Многие молодые художники делают не просто объекты, но инсталляции. Что такое инсталляция? Всего лишь неспособность создать простую и насыщенную вещь, сконцентрировать метафизическую и эстетическую энергию в раме, в куске дерева, бронзы или мрамора? Возможно. Но, как мне кажется, есть еще что-то другое. В инсталляции призвано участвовать тело во всей своей полноте, со всеми своими ощущениями — разумеется, зрением, но также и слухом, осязанием, а подчас и запахом, обонянием. Как если бы художники вместо «объекта» помещали нас в почти сакральное пространство и призывали нас не созерцать образы, а приобщаться к сущностям. Причащение Сущему, конечно же довольно смутному, примитивному, а подчас и пугающе грубому; но призыв явственно слышен. Эти инсталляции молодых художников, все эти тюки и узлы, переплетения труб, вся эта машинерия, — преодолевая мучительность утраченного основания, они несут иное сообщение: открытие того, что быть может, высшая цель искусства — это воплощение. То есть желание заставить нас испытать, посредством абстракций, форм, цветов и объемов, некое переживание, некий реальный опыт. Воплощение, но также и повествование. За этими инсталляциями прочитывается история: история Германии, история первобытного человека, история России, а может, и ничем не примечательные личные истории. Инсталляция предлагает нам рассказать наш собственный маленький роман. И — через наши ощущения, через наши истории — приобщиться к Сущему. И, хотя и несколько смутно, эти инсталляции — сообщники нашего упадка. Так как перед этими обломками, этими всполохами ощущений, этими разрозненными предметами вы больше не знаете, кто вы такие. Вы — на грани головокружения, быть может черной дыры, на грани дробления психики, которое обычно именуют психозом или аутизмом. И в этом — устрашающая привилегия современного искусства: привилегия сопровождать нас в этих новых болезнях души.

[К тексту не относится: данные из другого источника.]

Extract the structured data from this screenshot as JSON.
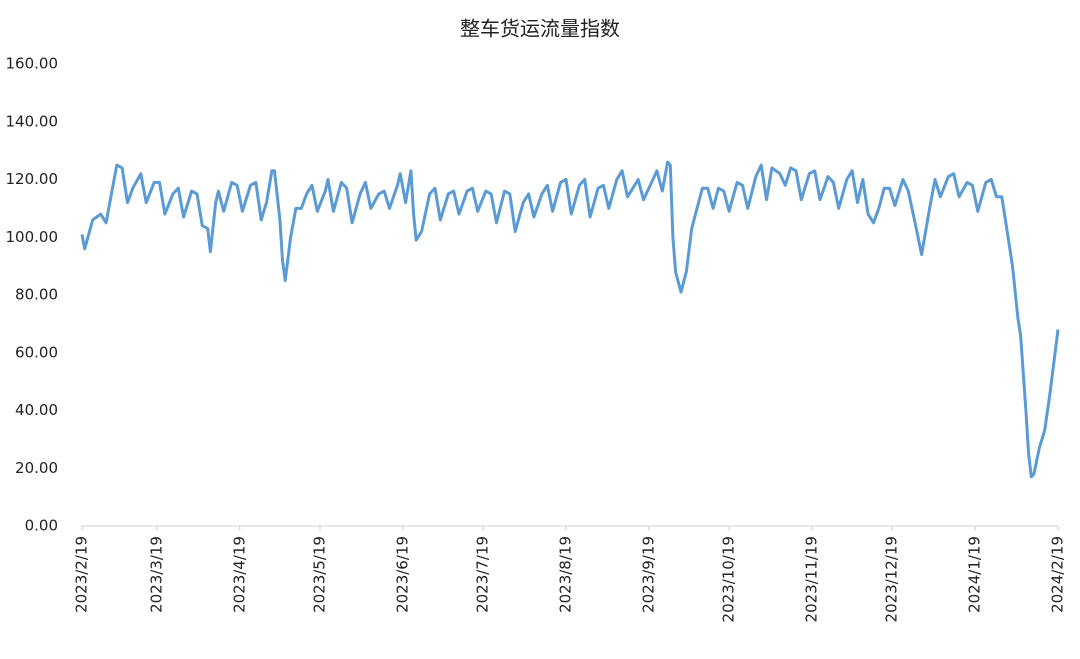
{
  "chart_data": {
    "type": "line",
    "title": "整车货运流量指数",
    "x": [
      "2023/2/19",
      "2023/2/20",
      "2023/2/23",
      "2023/2/26",
      "2023/2/28",
      "2023/3/2",
      "2023/3/4",
      "2023/3/6",
      "2023/3/8",
      "2023/3/10",
      "2023/3/13",
      "2023/3/15",
      "2023/3/18",
      "2023/3/20",
      "2023/3/22",
      "2023/3/25",
      "2023/3/27",
      "2023/3/29",
      "2023/4/1",
      "2023/4/3",
      "2023/4/5",
      "2023/4/7",
      "2023/4/8",
      "2023/4/10",
      "2023/4/11",
      "2023/4/13",
      "2023/4/16",
      "2023/4/18",
      "2023/4/20",
      "2023/4/23",
      "2023/4/25",
      "2023/4/27",
      "2023/4/29",
      "2023/5/1",
      "2023/5/2",
      "2023/5/4",
      "2023/5/5",
      "2023/5/6",
      "2023/5/8",
      "2023/5/10",
      "2023/5/12",
      "2023/5/14",
      "2023/5/16",
      "2023/5/18",
      "2023/5/21",
      "2023/5/22",
      "2023/5/24",
      "2023/5/27",
      "2023/5/29",
      "2023/5/31",
      "2023/6/3",
      "2023/6/5",
      "2023/6/7",
      "2023/6/10",
      "2023/6/12",
      "2023/6/14",
      "2023/6/17",
      "2023/6/18",
      "2023/6/20",
      "2023/6/22",
      "2023/6/23",
      "2023/6/24",
      "2023/6/26",
      "2023/6/29",
      "2023/7/1",
      "2023/7/3",
      "2023/7/6",
      "2023/7/8",
      "2023/7/10",
      "2023/7/13",
      "2023/7/15",
      "2023/7/17",
      "2023/7/20",
      "2023/7/22",
      "2023/7/24",
      "2023/7/27",
      "2023/7/29",
      "2023/7/31",
      "2023/8/3",
      "2023/8/5",
      "2023/8/7",
      "2023/8/10",
      "2023/8/12",
      "2023/8/14",
      "2023/8/17",
      "2023/8/19",
      "2023/8/21",
      "2023/8/24",
      "2023/8/26",
      "2023/8/28",
      "2023/8/31",
      "2023/9/2",
      "2023/9/4",
      "2023/9/7",
      "2023/9/9",
      "2023/9/11",
      "2023/9/13",
      "2023/9/15",
      "2023/9/17",
      "2023/9/20",
      "2023/9/22",
      "2023/9/24",
      "2023/9/26",
      "2023/9/27",
      "2023/9/28",
      "2023/9/29",
      "2023/10/1",
      "2023/10/3",
      "2023/10/5",
      "2023/10/7",
      "2023/10/9",
      "2023/10/11",
      "2023/10/13",
      "2023/10/15",
      "2023/10/17",
      "2023/10/19",
      "2023/10/22",
      "2023/10/24",
      "2023/10/26",
      "2023/10/29",
      "2023/10/31",
      "2023/11/2",
      "2023/11/4",
      "2023/11/7",
      "2023/11/9",
      "2023/11/11",
      "2023/11/13",
      "2023/11/15",
      "2023/11/18",
      "2023/11/20",
      "2023/11/22",
      "2023/11/25",
      "2023/11/27",
      "2023/11/29",
      "2023/12/2",
      "2023/12/4",
      "2023/12/6",
      "2023/12/8",
      "2023/12/10",
      "2023/12/12",
      "2023/12/14",
      "2023/12/16",
      "2023/12/18",
      "2023/12/20",
      "2023/12/23",
      "2023/12/25",
      "2023/12/28",
      "2023/12/30",
      "2024/1/2",
      "2024/1/4",
      "2024/1/6",
      "2024/1/9",
      "2024/1/11",
      "2024/1/13",
      "2024/1/16",
      "2024/1/18",
      "2024/1/20",
      "2024/1/23",
      "2024/1/25",
      "2024/1/27",
      "2024/1/29",
      "2024/1/31",
      "2024/2/2",
      "2024/2/4",
      "2024/2/5",
      "2024/2/7",
      "2024/2/8",
      "2024/2/9",
      "2024/2/10",
      "2024/2/12",
      "2024/2/14",
      "2024/2/16",
      "2024/2/19"
    ],
    "series": [
      {
        "name": "整车货运流量指数",
        "color": "#5b9bd5",
        "values": [
          101,
          96,
          106,
          108,
          105,
          115,
          125,
          124,
          112,
          117,
          122,
          112,
          119,
          119,
          108,
          115,
          117,
          107,
          116,
          115,
          104,
          103,
          95,
          112,
          116,
          109,
          119,
          118,
          109,
          118,
          119,
          106,
          112,
          123,
          123,
          106,
          92,
          85,
          100,
          110,
          110,
          115,
          118,
          109,
          116,
          120,
          109,
          119,
          117,
          105,
          115,
          119,
          110,
          115,
          116,
          110,
          118,
          122,
          112,
          123,
          108,
          99,
          102,
          115,
          117,
          106,
          115,
          116,
          108,
          116,
          117,
          109,
          116,
          115,
          105,
          116,
          115,
          102,
          112,
          115,
          107,
          115,
          118,
          109,
          119,
          120,
          108,
          118,
          120,
          107,
          117,
          118,
          110,
          120,
          123,
          114,
          117,
          120,
          113,
          119,
          123,
          116,
          126,
          125,
          100,
          88,
          81,
          88,
          103,
          110,
          117,
          117,
          110,
          117,
          116,
          109,
          119,
          118,
          110,
          121,
          125,
          113,
          124,
          122,
          118,
          124,
          123,
          113,
          122,
          123,
          113,
          121,
          119,
          110,
          120,
          123,
          112,
          120,
          108,
          105,
          110,
          117,
          117,
          111,
          120,
          116,
          103,
          94,
          110,
          120,
          114,
          121,
          122,
          114,
          119,
          118,
          109,
          119,
          120,
          114,
          114,
          102,
          90,
          72,
          66,
          40,
          25,
          17,
          18,
          27,
          33,
          46,
          68
        ]
      }
    ],
    "xticks": [
      "2023/2/19",
      "2023/3/19",
      "2023/4/19",
      "2023/5/19",
      "2023/6/19",
      "2023/7/19",
      "2023/8/19",
      "2023/9/19",
      "2023/10/19",
      "2023/11/19",
      "2023/12/19",
      "2024/1/19",
      "2024/2/19"
    ],
    "ylim": [
      0,
      160
    ],
    "yticks": [
      {
        "value": 0,
        "label": "0.00"
      },
      {
        "value": 20,
        "label": "20.00"
      },
      {
        "value": 40,
        "label": "40.00"
      },
      {
        "value": 60,
        "label": "60.00"
      },
      {
        "value": 80,
        "label": "80.00"
      },
      {
        "value": 100,
        "label": "100.00"
      },
      {
        "value": 120,
        "label": "120.00"
      },
      {
        "value": 140,
        "label": "140.00"
      },
      {
        "value": 160,
        "label": "160.00"
      }
    ]
  }
}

Я отношу себя к тем, кто полагает, что мы живем в низкую эпоху. В моем романе «Старик и волки» я попыталась сопоставить сегодняшнюю ситуацию с закатом Римской империи. С той лишь разницей, что в те времена уже заявила о себе новая религия, еще не обретшая своего грядущего блеска, но уже потрясающая умы и ниспровергающая существующие представления. Конечно, я не уверена, что грядет новая религия ни даже что ее появление было бы желанно. Но я думаю, что мы все нуждаемся в некоем опыте. Я говорю о неизведанном, о неожиданности и изумлении; боль или восхищение — и лишь потом понимание этого потрясения. Возможно ли это? Быть может, и нет. Может быть, шарлатанство стало слишком легким в нашу эпоху, превращающую все в зрелище или товар, и нет никакой «полосы отчуждения». И в таком контексте, разумеется, надлежит быть очень требовательными, то есть разочарованными. Я лично предпочитаю сохранить некую долю бдительного любопытства, внимания и открытости.

 

Нормализующий и извращаемый порядок

Современное искусство существует в самой гуще спекуляций и меркантилизма, в сердцевине «общества спектакля» и того, что теперь, после падения Берлинской стены, называют «новым мировым порядком».

Постиндустриальные и посткоммунистические демократии разделяют некоторые характеристики, с которыми человечество до сих пор не сталкивалось. Я отмечу два аспекта (также присущие «обществу спектакля»): статус власти и статус человеческой личности.

А. Власти находятся словно в бессрочном отпуске, нет более единого проекта власти; беспорядок — о нем часто говорят, его ощущают и политические партии, и граждане. Тем не менее новый мировой порядок прекрасным образом существует, но это порядок, который я бы назвала нормализующим и одновременно — фальсифицируемым. Обратимся к статусу права, юриспруденции: теперь говорят не о виновности, но об опасности; не о вине (если речь идет, скажем, о несчастном случае), но о возмещении убытков, то есть об ответственности и соучастии. Приемлемой становится идея ответственности без вины. Право карать стирается перед административным взысканием. Театральность процесса исчезает в бесконечных отсрочках. Преступление и одновременно запрет становятся неуловимыми (напротив, тем больше возбуждает ощущение, что оно обнаружено: медиатизированное преступление). Я не оспариваю преимущества этой ситуации для демократии: никто не надзирает, никто не наказывает. Из чего следует: раз нас не наказывают, значит, мы нормализовались: на место неуловимого запрета (власти) приходят бесчисленные дисциплинарные и административные наказания, которые и призваны подавлять — что я говорю? — нормализовать всех и вся.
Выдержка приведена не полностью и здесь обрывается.